Recurrent Pleural Effusions Renal Amyloidosis Elderly Patient
Understanding Recurrent Pleural Effusions in Renal Amyloidosis
Table of Contents
Published September 27, 2025, at 12:10:44 PM
The complex Case of Renal Amyloidosis and Pleural Effusions
Renal amyloidosis, a rare condition caused by the buildup of amyloid proteins in the kidneys, can present with a variety of complications. A recent case study highlights the challenges in managing recurrent pleural effusions – fluid accumulation around the lungs – in an elderly female patient with this underlying condition. This case underscores the importance of recognizing these connections for effective patient care.
Patient Presentation and Diagnostic journey
The patient, an elderly woman, initially presented with symptoms indicative of heart failure. However, further inquiry revealed the presence of meaningful proteinuria (protein in the urine) and impaired renal function. Subsequent kidney biopsy on February 29, 2024, confirmed a diagnosis of renal amyloidosis, specifically light chain (AL) amyloidosis. This type of amyloidosis is associated with a plasma cell disorder.
The Emergence of Pleural Effusions
Following the amyloidosis diagnosis, the patient began experiencing recurrent pleural effusions. These were initially managed with repeated thoracentesis – the removal of fluid from the pleural space. Though, the effusions continued to reaccumulate, requiring ongoing intervention. Analysis of the pleural fluid revealed it was a transudate, meaning it had a low protein content, consistent with fluid leakage due to systemic conditions like heart failure or, in this case, amyloidosis.
Diagnostic Challenges and ruling Out Other Causes
differentiating the cause of the pleural effusions was crucial.The medical team meticulously ruled out other potential causes,including congestive heart failure,pulmonary embolism,and infection. Echocardiography showed onyl mild left ventricular dysfunction, making heart failure a less likely primary driver. The persistent and recurrent nature of the effusions, coupled with the established diagnosis of renal amyloidosis, strongly suggested a direct link.

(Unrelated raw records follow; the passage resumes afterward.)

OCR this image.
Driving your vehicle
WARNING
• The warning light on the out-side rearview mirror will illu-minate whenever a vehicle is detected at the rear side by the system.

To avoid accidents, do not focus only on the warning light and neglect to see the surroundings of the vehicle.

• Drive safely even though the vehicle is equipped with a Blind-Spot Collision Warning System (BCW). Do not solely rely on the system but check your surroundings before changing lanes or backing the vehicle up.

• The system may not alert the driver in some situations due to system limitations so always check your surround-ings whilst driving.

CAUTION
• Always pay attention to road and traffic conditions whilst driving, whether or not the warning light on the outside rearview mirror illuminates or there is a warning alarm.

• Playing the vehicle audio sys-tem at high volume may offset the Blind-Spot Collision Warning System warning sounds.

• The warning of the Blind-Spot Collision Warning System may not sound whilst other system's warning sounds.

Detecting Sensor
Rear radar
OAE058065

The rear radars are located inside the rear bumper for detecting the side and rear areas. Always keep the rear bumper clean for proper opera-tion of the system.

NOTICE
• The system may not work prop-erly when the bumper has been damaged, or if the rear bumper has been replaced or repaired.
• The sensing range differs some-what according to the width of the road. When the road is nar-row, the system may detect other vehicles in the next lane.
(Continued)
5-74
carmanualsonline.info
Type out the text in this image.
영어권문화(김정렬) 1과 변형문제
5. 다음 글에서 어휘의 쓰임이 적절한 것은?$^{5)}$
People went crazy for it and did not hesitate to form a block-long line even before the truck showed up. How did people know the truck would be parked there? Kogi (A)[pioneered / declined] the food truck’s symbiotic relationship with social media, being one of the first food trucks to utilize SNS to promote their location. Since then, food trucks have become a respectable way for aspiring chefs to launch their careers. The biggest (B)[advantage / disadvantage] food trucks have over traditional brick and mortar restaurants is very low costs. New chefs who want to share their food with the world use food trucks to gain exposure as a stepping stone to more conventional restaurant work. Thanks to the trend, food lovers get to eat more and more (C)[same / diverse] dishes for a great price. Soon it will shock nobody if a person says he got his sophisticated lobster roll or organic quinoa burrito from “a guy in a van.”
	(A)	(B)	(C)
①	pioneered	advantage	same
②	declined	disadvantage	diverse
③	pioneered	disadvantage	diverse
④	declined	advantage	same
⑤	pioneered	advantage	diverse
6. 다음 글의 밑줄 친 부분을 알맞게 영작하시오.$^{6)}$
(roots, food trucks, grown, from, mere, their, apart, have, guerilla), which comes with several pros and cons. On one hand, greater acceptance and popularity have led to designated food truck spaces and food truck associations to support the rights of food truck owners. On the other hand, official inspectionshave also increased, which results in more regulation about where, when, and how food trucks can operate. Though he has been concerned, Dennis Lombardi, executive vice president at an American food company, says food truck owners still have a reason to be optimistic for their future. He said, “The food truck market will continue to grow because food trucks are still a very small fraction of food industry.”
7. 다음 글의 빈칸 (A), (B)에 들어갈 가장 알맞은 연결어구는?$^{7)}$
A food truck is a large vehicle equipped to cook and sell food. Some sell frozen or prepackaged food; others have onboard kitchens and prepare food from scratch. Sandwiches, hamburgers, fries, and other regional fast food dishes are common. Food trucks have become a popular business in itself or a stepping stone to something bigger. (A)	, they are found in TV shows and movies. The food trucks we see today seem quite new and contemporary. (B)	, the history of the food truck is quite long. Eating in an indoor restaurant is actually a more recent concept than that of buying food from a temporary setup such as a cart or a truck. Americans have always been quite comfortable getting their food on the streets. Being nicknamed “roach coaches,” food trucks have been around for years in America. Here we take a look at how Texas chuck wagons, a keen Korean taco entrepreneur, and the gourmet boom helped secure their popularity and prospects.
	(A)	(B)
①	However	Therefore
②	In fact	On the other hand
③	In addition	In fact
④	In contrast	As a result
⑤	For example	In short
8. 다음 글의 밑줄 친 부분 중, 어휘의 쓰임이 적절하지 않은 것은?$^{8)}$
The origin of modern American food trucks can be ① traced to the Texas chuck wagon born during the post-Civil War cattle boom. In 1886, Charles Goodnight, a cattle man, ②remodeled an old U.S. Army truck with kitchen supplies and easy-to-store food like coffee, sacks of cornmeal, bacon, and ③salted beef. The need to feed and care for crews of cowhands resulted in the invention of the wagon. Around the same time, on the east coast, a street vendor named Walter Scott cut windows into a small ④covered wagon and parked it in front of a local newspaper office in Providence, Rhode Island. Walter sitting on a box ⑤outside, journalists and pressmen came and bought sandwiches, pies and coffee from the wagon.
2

Treatment and Management Strategies
The patient’s renal amyloidosis was treated with chemotherapy, specifically a regimen including cyclophosphamide, bortezomib, and dexamethasone (CyBorD). This treatment aims to reduce the production of the abnormal proteins causing the amyloid deposits. While the chemotherapy showed some initial response in reducing proteinuria, the pleural effusions persisted, albeit with a slower rate of reaccumulation. Continued thoracentesis remained necessary for symptomatic relief.
Implications for Clinical Practice
This case highlights the importance of considering renal amyloidosis in elderly patients presenting with unexplained pleural effusions, particularly those with concurrent renal dysfunction and proteinuria. Early diagnosis and appropriate treatment of the underlying amyloidosis are critical, although managing the associated pleural effusions often requires a multifaceted approach. the case demonstrates that even with treatment targeting the amyloidosis, supportive care like repeated thoracentesis may be necessary for prolonged periods to improve patient comfort and quality of life.